Board Diversity? A Surprising Share of Directors Say Shareholders Are Too Obsessed With It

October 19, 2018, 1:25 PM UTC

A new PwC survey of corporate directors out this week provides some head-scratching results. First, the good news: some 94% of directors agree that board diversity brings unique perspectives to the boardroom, and 84% say it enhances board performance. In that same vein, 91% report that their boards have taken some steps to up diversity—an increase of four points since last year.

Now for the puzzling data: Even as the overwhelming majority of directors recognize the benefits of board diversity, more than half—some 52%—say the push toward more diversity in the boardroom is driven by political correctness, and nearly as many—48%—say shareholders are too preoccupied with the topic.

It’s worth looking at how those two results break down along gender lines. Among male directors, 58% say the diversity push is motivated by PC culture, compared to 26% of female directors. Fifty-four percent of men on boards say shareholders care too much about the subject, versus 20% of women.

Paula Loop, leader of PwC’s U.S. Governance Insights Center, says this feedback indicates directors’ “fatigue about this topic even though investors and shareholders don’t appear ready to move on.”

Regardless of directors’ true feelings about the diversity push, the effort is paying off to some degree. Twenty-two percent of board seats in the S&P 500 are held by female directors, up from 16% 10 years ago. Of S&P 500 boards, 99% have at least one woman director, and 80% have two or more women directors. Surely, there is still a long way to go, but the needle is undoubtably moving in the right direction.

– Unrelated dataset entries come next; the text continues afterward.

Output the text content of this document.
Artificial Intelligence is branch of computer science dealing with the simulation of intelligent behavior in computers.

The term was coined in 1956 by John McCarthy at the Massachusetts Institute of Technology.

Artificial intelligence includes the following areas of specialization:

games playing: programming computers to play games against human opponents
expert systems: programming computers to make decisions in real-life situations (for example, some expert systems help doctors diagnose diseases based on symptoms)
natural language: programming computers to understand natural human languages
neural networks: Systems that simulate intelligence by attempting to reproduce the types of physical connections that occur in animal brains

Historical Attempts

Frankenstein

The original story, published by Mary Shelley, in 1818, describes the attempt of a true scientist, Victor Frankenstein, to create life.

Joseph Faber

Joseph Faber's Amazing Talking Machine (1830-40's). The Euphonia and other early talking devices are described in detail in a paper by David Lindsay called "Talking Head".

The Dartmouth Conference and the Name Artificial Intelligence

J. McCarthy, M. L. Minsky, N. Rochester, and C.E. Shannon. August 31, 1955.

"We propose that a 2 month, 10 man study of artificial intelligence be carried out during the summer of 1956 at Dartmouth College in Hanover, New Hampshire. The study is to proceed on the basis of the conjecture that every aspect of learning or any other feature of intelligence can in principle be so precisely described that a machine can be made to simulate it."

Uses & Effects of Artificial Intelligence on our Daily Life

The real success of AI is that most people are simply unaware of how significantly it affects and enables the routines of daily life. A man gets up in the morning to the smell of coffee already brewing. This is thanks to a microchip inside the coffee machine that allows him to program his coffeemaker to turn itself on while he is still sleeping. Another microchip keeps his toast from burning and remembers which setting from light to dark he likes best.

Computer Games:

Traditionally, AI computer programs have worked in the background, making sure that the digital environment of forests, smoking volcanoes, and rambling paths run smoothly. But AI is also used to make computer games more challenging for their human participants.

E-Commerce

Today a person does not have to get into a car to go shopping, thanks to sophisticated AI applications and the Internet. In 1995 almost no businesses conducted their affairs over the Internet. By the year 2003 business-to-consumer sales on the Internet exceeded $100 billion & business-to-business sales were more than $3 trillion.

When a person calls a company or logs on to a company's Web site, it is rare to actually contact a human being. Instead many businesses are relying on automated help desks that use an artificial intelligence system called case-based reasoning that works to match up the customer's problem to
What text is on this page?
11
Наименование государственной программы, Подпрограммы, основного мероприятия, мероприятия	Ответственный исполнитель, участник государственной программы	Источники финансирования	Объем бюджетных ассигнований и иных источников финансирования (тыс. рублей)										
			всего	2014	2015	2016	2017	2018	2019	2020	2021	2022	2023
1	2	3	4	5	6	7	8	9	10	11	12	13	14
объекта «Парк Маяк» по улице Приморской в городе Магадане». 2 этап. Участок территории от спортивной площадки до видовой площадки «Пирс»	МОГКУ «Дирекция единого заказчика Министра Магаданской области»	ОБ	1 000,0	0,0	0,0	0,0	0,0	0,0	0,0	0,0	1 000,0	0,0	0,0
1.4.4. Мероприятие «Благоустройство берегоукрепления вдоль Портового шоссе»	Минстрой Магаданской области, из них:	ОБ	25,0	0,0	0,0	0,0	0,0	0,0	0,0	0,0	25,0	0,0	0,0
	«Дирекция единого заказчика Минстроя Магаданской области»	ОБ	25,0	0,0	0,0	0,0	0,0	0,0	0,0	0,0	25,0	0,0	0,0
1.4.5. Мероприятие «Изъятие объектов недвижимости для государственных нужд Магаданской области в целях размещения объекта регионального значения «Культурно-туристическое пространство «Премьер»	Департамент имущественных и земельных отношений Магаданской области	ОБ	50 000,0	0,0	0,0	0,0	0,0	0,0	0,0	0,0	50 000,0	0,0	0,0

Even if they roll their eyes at investors’ concerns about diversity—BlackRock, Vanguard, State Street Advisors, the New York City Pension Funds, CalPERS, and CalSTRS have all taken a stand on the issue—directors cannot ignore such demands. As PwC said on the first page if its report: institutional investors now own 70% of U.S. public companies and they’ve become more and more vocal about what they want from boards.